Antwort auf einen früheren Beitrag vom 06.11.2012 19:57:20 GMT+01:00
BST meint:
Sie müssen bedenken, dass es eine Übersetzung für und Adaption durch einen deutschen Verlag ist, deshalb muss der Titel dümmer, das Titelbild reißerischer oder hässlicher und der Text teilweise inhaltlich entstellt sein, so bin ich es von den gegenwärtigen deutschen Verlegern gewohnt. Der Albrecht Knaus Verlag macht da offensichtlich keine Ausnahme; Hauptsache die Kalkulation stimmt einigermaßen, und Fische verkaufen stinkt auch viel mehr als die Papierverarbeitung. Ich verstehe das.

Antwort auf einen früheren Beitrag vom 06.11.2012 22:50:15 GMT+01:00
kloy meint:
Na gut, aber was ist mit denen, die nicht die Möglichkeit haben, das Original zu lesen? Ich finde es nicht korrekt, das Buch in der deutschen Übersetzung so schlecht zu machen, dh an diesem Titel eine gewissermaßen generelle Misere festzumachen. Ich denke, wir sind in der Sache einer Meinung, aber dem Buch deshalb beim deutschen Publikum keine Chance zu geben, halte ich für falsch, weil das wiederum der Sache und dem Thema schadet.

Antwort auf einen früheren Beitrag vom 07.11.2012 02:16:44 GMT+01:00
BST meint:
Gut. Von mir aus.

Ich würde mir nur einfach wünschen, dass deutsche Verleger versuchen, die deutsche Ausgabe noch besser zu machen als das Original anstatt - wie in diesem Fall - den Index wegzulassen, um 14 Seiten pro Buch zu sparen. Der Qualitätsehrgeiz der meisten deutschen Großverlage scheint sehr gering zu sein.

Antwort auf einen früheren Beitrag vom 07.11.2012 05:49:06 GMT+01:00
kloy meint:
Ich frage mich auch immer wieder, warum gerade wir Deutschen, die ja angeblich so viel Wert auf Qualitätsarbeit legen, ausgerechnet in Sachen Kultur und Unterhaltung glauben, schlechte Qualität verkaufe sich besser.

Antwort auf einen früheren Beitrag vom 12.12.2012 23:16:30 GMT+01:00
Ute Simon meint:
Haben Sie schon mal einen Index für ein ganzes Buch erstellt? Ich schon!
Einen Index für ein übersetztes Buch kann man nicht einfach mitübersetzen.
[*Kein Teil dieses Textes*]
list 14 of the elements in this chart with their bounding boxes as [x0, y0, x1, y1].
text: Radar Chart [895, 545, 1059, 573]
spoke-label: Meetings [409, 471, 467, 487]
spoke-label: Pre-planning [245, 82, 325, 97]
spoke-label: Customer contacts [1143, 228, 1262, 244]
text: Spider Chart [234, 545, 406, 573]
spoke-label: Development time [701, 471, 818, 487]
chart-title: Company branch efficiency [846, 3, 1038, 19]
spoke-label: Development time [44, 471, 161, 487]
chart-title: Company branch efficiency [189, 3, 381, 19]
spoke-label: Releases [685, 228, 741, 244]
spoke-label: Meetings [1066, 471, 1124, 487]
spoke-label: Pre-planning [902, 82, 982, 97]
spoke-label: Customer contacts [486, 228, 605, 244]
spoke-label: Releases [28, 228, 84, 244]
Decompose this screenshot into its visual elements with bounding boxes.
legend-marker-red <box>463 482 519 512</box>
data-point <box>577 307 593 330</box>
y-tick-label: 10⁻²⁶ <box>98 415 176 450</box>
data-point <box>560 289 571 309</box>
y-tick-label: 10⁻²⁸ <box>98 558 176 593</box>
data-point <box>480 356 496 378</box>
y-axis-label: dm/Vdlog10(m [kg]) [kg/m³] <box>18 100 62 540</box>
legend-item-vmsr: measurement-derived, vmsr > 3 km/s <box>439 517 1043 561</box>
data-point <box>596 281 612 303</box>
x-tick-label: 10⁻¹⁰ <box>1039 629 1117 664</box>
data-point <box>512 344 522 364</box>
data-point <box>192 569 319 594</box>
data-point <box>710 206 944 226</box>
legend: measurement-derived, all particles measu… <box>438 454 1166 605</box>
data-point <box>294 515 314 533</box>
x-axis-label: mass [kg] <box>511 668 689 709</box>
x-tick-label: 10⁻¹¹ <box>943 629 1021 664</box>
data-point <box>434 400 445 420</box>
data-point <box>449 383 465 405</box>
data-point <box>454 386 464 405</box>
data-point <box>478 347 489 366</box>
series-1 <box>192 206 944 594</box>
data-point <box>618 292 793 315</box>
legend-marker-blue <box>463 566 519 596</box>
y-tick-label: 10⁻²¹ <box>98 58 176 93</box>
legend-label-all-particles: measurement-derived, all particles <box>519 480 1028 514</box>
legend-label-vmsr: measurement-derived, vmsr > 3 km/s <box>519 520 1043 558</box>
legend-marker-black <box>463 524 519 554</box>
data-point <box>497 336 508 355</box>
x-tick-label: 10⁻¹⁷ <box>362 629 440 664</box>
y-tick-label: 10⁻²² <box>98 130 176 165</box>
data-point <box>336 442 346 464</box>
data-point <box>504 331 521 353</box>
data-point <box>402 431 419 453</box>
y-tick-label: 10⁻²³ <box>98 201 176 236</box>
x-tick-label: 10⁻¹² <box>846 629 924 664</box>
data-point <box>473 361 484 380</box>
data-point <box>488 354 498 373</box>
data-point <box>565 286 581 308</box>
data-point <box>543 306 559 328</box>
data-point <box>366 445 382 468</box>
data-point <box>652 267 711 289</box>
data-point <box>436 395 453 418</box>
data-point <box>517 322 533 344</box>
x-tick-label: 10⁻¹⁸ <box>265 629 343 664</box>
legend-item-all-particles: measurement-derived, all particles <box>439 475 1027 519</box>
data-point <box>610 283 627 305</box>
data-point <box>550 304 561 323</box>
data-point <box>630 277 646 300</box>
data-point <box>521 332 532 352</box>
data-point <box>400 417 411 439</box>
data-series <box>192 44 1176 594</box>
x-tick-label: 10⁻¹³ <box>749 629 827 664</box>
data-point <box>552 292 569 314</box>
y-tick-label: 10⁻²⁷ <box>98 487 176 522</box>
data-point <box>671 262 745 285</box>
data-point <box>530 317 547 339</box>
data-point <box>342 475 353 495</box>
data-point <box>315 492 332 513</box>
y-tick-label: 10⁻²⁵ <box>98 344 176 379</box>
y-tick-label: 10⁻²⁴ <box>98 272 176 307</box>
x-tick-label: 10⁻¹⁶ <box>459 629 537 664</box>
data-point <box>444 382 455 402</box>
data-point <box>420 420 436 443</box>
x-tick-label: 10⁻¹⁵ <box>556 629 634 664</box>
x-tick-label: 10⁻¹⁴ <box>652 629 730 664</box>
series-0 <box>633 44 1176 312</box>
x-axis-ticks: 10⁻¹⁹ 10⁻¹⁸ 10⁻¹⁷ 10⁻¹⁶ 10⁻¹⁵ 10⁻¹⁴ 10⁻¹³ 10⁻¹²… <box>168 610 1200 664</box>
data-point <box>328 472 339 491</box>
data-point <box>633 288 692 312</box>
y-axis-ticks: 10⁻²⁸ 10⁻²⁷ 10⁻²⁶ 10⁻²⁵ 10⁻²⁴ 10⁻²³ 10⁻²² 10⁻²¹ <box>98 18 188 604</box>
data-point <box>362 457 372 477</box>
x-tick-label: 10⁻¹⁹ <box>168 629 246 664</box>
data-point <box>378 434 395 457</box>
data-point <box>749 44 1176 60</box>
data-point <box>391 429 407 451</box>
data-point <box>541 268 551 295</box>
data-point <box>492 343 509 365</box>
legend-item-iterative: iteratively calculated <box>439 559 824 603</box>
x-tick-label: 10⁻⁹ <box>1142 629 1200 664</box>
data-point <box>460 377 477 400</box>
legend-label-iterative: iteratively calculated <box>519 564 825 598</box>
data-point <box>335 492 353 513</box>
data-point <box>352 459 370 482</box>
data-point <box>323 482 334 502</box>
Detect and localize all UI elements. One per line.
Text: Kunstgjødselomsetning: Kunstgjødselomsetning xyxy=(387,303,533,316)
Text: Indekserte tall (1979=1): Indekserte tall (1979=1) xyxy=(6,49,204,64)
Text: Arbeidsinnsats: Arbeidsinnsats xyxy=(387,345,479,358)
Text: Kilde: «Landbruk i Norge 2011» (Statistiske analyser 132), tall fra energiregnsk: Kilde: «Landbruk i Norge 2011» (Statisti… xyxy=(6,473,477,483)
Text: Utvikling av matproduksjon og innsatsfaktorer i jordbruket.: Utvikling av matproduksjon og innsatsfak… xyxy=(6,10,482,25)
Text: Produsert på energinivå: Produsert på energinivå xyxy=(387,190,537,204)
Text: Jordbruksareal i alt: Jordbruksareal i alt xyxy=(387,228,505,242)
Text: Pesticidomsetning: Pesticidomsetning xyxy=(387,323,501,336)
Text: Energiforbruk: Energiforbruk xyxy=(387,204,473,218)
Man kann die Einträge vielleicht übersetzen, muss dann aber sicherstellen, dass der Begriff mit der Übersetzung auf der Seite im Buch übereinstimmt, ob es auch im deutschen Text noch sinnvoll ist, genau diesen Begriff in den Index aufzunehmen, etc. Das sind Aufgaben, die man nicht mal schnell dem Praktikanten überträgt. Dazu braucht man einen Spezialisten, der sowohl von der Technik als auch der Sprache etwas versteht - und das treibt die Kosten in die Höhe. So können 14 Seiten Index teurer werden als 14 "normale"Buchseiten". Und ich kann es gut verstehen, wenn ein Verlag die einsparen will.